Letters for September 14, 2006

Mechanical response
Re “I, robot” (Art of the State, Aug. 24):

I was so happy to see that robot on the cover of your paper! He has a fan site already: robotronia.com! He looks like NASA! I met him for the first time on the playa in 2004. He cracked me up with his colorful stories and dead-on impressions! The last time I saw him was Spring 2006 here in Reno. He was battling a giant glowing mantis behind the Zephyr Bar. I love that robot!

Lewis Siffer

Marshal Sam McCash
Appears to be a new marshal in Sparks.

Political observers may consider changing their unofficial moniker for the Rail City from “Johnstown” or “Ascuagaland” to “Harveyville.”

The remarkable Mr. Whittemore’s legal and political tactics were able to get the Sparks City Council—behind closed doors—to reverse its previous public vote and let him put a casino resort on Pyramid Highway.

He may be the most dynamic powerbroker/business mogul in these parts since George Wingfield seven decades ago.

Mike Sion

Confused the issue
Re “The answer is blowing in the wind” (Right Hook, Aug. 24):

Lafferty, like many others before him, presents the Lamont-Lieberman contest as a Democratic vote on the war on terror. This is totally incorrect: The vote was on the war on Iraq, which has little to do with 9/11 and other terrorist attacks against the West. Actually, the Iraq war has diverted resources from the war on terror, created innumerable new terrorists, and added to the chaos in the Middle East.

I used to work in Iraq in the early ‘80s, and most of the Iraqis tended to praise the ruthlessness of Saddam Hussein, claiming that only he can keep Iraq together. But that’s an ancient story. For now, I have the following question to Lafferty: How many Iraqis have been involved so far in terrorist plots against us or our allies outside of Iraq? I have heard about Egyptians, Saudis, Libyans (Pan Am Flight 103), Pakistanis and British citizens of Islamic creed, but never about Iraqis.

Andrzej Trzynadlowski

Skinny legs and all
Re “The answer is blowing in the wind” (Right Hook, Aug. 24):

Is the spleen-venting Michael Lafferty really Ann Coulter in drag? Their venom is a perfect match.

Tracy Figler

It’s a gas
Re “The Streamliner’s handbook” (Feature story, Aug. 31):

What a breath of fresh air (and maybe just a little exhaust)! Your story about Denis Manning’s passionate lifelong attempt to set (and recapture) a new land speed record on a motorcycle was such a sweet departure from the standard political, cultural, socio-conscious, food/music content (not that there’s anything wrong with any of those!). But for us motorheads, it was a nice change.

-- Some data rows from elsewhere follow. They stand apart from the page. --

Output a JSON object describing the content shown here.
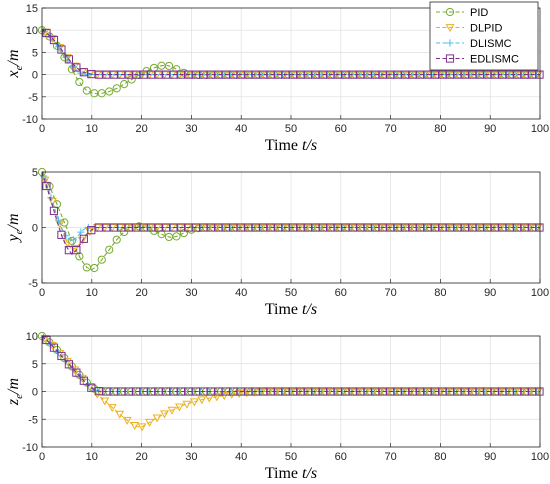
{
  "chart_data": [
    {
      "type": "line",
      "ylabel_main": "x",
      "ylabel_sub": "e",
      "ylabel_unit": "/m",
      "xlabel_text": "Time ",
      "xlabel_var": "t/s",
      "xlim": [
        0,
        100
      ],
      "ylim": [
        -10,
        15
      ],
      "xticks": [
        0,
        10,
        20,
        30,
        40,
        50,
        60,
        70,
        80,
        90,
        100
      ],
      "yticks": [
        -10,
        -5,
        0,
        5,
        10,
        15
      ],
      "grid": true,
      "legend": "top-right",
      "series": [
        {
          "name": "PID",
          "color": "#77AC30",
          "marker": "circle",
          "x": [
            0,
            1,
            2,
            3,
            4,
            5,
            6,
            7,
            8,
            9,
            10,
            11,
            12,
            13,
            14,
            15,
            16,
            17,
            18,
            19,
            20,
            21,
            22,
            23,
            24,
            25,
            26,
            27,
            28,
            29,
            30,
            32,
            35,
            40,
            100
          ],
          "y": [
            10,
            9.2,
            8,
            6.5,
            4.8,
            3,
            1.2,
            -0.8,
            -2.5,
            -3.6,
            -4.1,
            -4.3,
            -4.2,
            -4,
            -3.6,
            -3.1,
            -2.5,
            -1.8,
            -1.1,
            -0.4,
            0.2,
            0.8,
            1.3,
            1.7,
            2,
            2.1,
            1.8,
            1.2,
            0.6,
            0.2,
            0,
            -0.1,
            0,
            0,
            0
          ]
        },
        {
          "name": "DLPID",
          "color": "#EDB120",
          "marker": "triangle-down",
          "x": [
            0,
            1,
            2,
            3,
            4,
            5,
            6,
            7,
            8,
            9,
            10,
            11,
            12,
            100
          ],
          "y": [
            10,
            9.3,
            8.3,
            7,
            5.5,
            4,
            2.6,
            1.5,
            0.7,
            0.3,
            0.1,
            0,
            0,
            0
          ]
        },
        {
          "name": "DLISMC",
          "color": "#4DBEEE",
          "marker": "plus",
          "x": [
            0,
            1,
            2,
            3,
            4,
            5,
            6,
            7,
            8,
            9,
            10,
            100
          ],
          "y": [
            10,
            9.2,
            8.1,
            6.7,
            5.2,
            3.6,
            2.1,
            0.9,
            0.2,
            0,
            0,
            0
          ]
        },
        {
          "name": "EDLISMC",
          "color": "#7E2F8E",
          "marker": "square",
          "x": [
            0,
            1,
            2,
            3,
            4,
            5,
            6,
            7,
            8,
            9,
            10,
            11,
            12,
            100
          ],
          "y": [
            10,
            9.3,
            8.3,
            7,
            5.5,
            4,
            2.6,
            1.5,
            0.7,
            0.3,
            0.1,
            0,
            0,
            0
          ]
        }
      ]
    },
    {
      "type": "line",
      "ylabel_main": "y",
      "ylabel_sub": "e",
      "ylabel_unit": "/m",
      "xlabel_text": "Time ",
      "xlabel_var": "t/s",
      "xlim": [
        0,
        100
      ],
      "ylim": [
        -5,
        5
      ],
      "xticks": [
        0,
        10,
        20,
        30,
        40,
        50,
        60,
        70,
        80,
        90,
        100
      ],
      "yticks": [
        -5,
        0,
        5
      ],
      "grid": true,
      "series": [
        {
          "name": "PID",
          "color": "#77AC30",
          "marker": "circle",
          "x": [
            0,
            1,
            2,
            3,
            4,
            5,
            6,
            7,
            8,
            9,
            10,
            11,
            12,
            13,
            14,
            15,
            16,
            17,
            18,
            19,
            20,
            21,
            22,
            23,
            24,
            25,
            26,
            27,
            28,
            29,
            30,
            32,
            35,
            100
          ],
          "y": [
            5,
            4.2,
            3.2,
            2.1,
            1,
            -0.1,
            -1.2,
            -2.2,
            -3,
            -3.6,
            -3.8,
            -3.5,
            -2.9,
            -2.3,
            -1.7,
            -1.1,
            -0.6,
            -0.2,
            0,
            0.1,
            0.1,
            0,
            -0.2,
            -0.4,
            -0.6,
            -0.8,
            -0.9,
            -0.8,
            -0.6,
            -0.4,
            -0.2,
            0,
            0,
            0
          ]
        },
        {
          "name": "DLPID",
          "color": "#EDB120",
          "marker": "triangle-down",
          "x": [
            0,
            1,
            2,
            3,
            4,
            5,
            6,
            7,
            8,
            9,
            10,
            11,
            12,
            100
          ],
          "y": [
            5,
            3.8,
            2.5,
            1.1,
            -0.2,
            -1.3,
            -2,
            -1.8,
            -1.2,
            -0.6,
            -0.2,
            0,
            0,
            0
          ]
        },
        {
          "name": "DLISMC",
          "color": "#4DBEEE",
          "marker": "plus",
          "x": [
            0,
            1,
            2,
            3,
            4,
            5,
            6,
            7,
            8,
            9,
            10,
            100
          ],
          "y": [
            5,
            3.8,
            2.4,
            1,
            -0.1,
            -0.9,
            -1.2,
            -0.9,
            -0.3,
            0,
            0,
            0
          ]
        },
        {
          "name": "EDLISMC",
          "color": "#7E2F8E",
          "marker": "square",
          "x": [
            0,
            1,
            2,
            3,
            4,
            5,
            6,
            7,
            8,
            9,
            10,
            11,
            12,
            100
          ],
          "y": [
            5,
            3.6,
            2.1,
            0.6,
            -0.8,
            -1.8,
            -2.4,
            -2,
            -1.3,
            -0.6,
            -0.2,
            0,
            0,
            0
          ]
        }
      ]
    },
    {
      "type": "line",
      "ylabel_main": "z",
      "ylabel_sub": "e",
      "ylabel_unit": "/m",
      "xlabel_text": "Time ",
      "xlabel_var": "t/s",
      "xlim": [
        0,
        100
      ],
      "ylim": [
        -10,
        10
      ],
      "xticks": [
        0,
        10,
        20,
        30,
        40,
        50,
        60,
        70,
        80,
        90,
        100
      ],
      "yticks": [
        -10,
        -5,
        0,
        5,
        10
      ],
      "grid": true,
      "series": [
        {
          "name": "PID",
          "color": "#77AC30",
          "marker": "circle",
          "x": [
            0,
            1,
            2,
            3,
            4,
            5,
            6,
            7,
            8,
            9,
            10,
            11,
            12,
            13,
            100
          ],
          "y": [
            10,
            9.3,
            8.4,
            7.5,
            6.5,
            5.5,
            4.5,
            3.5,
            2.5,
            1.6,
            0.8,
            0.2,
            0,
            0,
            0
          ]
        },
        {
          "name": "DLPID",
          "color": "#EDB120",
          "marker": "triangle-down",
          "x": [
            0,
            1,
            2,
            3,
            4,
            5,
            6,
            7,
            8,
            9,
            10,
            11,
            12,
            13,
            14,
            15,
            16,
            17,
            18,
            19,
            20,
            21,
            22,
            23,
            24,
            25,
            26,
            27,
            28,
            29,
            30,
            32,
            34,
            36,
            38,
            40,
            42,
            45,
            100
          ],
          "y": [
            10,
            9.3,
            8.4,
            7.5,
            6.5,
            5.5,
            4.5,
            3.5,
            2.5,
            1.5,
            0.5,
            -0.4,
            -1.2,
            -2,
            -2.8,
            -3.6,
            -4.4,
            -5.1,
            -5.8,
            -6.3,
            -6.4,
            -5.9,
            -5.3,
            -4.8,
            -4.3,
            -3.8,
            -3.4,
            -3,
            -2.6,
            -2.3,
            -2,
            -1.5,
            -1.1,
            -0.8,
            -0.5,
            -0.3,
            -0.1,
            0,
            0
          ]
        },
        {
          "name": "DLISMC",
          "color": "#4DBEEE",
          "marker": "plus",
          "x": [
            0,
            1,
            2,
            3,
            4,
            5,
            6,
            7,
            8,
            9,
            10,
            11,
            12,
            100
          ],
          "y": [
            10,
            9.2,
            8.3,
            7.3,
            6.3,
            5.3,
            4.3,
            3.3,
            2.3,
            1.4,
            0.6,
            0.1,
            0,
            0
          ]
        },
        {
          "name": "EDLISMC",
          "color": "#7E2F8E",
          "marker": "square",
          "x": [
            0,
            1,
            2,
            3,
            4,
            5,
            6,
            7,
            8,
            9,
            10,
            11,
            12,
            100
          ],
          "y": [
            10,
            9.2,
            8.3,
            7.3,
            6.3,
            5.3,
            4.3,
            3.3,
            2.3,
            1.4,
            0.6,
            0.1,
            0,
            0
          ]
        }
      ]
    }
  ]
}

Although some of the technical content may have been a bit overwhelming for some readers, your writer, R.V. Scheide, was right on the mark, from his history research (Cal Rayborn’s first speed record, the motorcycle slump in the ‘80s etc.) to the vast complexities of designing and building your own motor to conveying the true, unwavering, almost maniacal passion of a man on a mission to accomplish something that has never been done by anyone else on Earth … EVER!

In land speed records, there is no second place; you either hold the record or you don’t. And you know what they say about records: They’re made to be broken. As a former motorcycle business owner and flat-track racer, I understand the passion and hope that Denis, Chris Carr and their crew go out and kick some serious salt-covered ass. Please do a follow up on the Bonneville weekend; I’m sure your readers will appreciate it. I know I will.

Bob Carnahan

Playing politics with lives
The U.S. Food and Drug Administration has approved an emergency contraceptive, Plan B, but it will permit over-the-counter sales only for women who are 18 and older.

The FDA shouldn’t have played politics. Nevada’s teenage girls deserve options. As someone who has been an intern with Planned Parenthood Mar Monte, I know that women under 18 are the ones who most benefit from over-the-counter access to an emergency contraceptive. Making it more difficult for teens to avoid unintended pregnancies is a bad decision, furthering our outrageous teen pregnancy rate.

In 2000, Nevada had the fourth highest teen pregnancy rate in the nation. Through sex education and access to birth control, it has dropped to 12th. Easy and timely access to an emergency contraceptive is important. Minors currently have access to other contraceptive methods such as condoms and spermicides. The government should not be catering to political conservatives and leaving teens in the dark because, without Plan B, teens will search for a Plan C.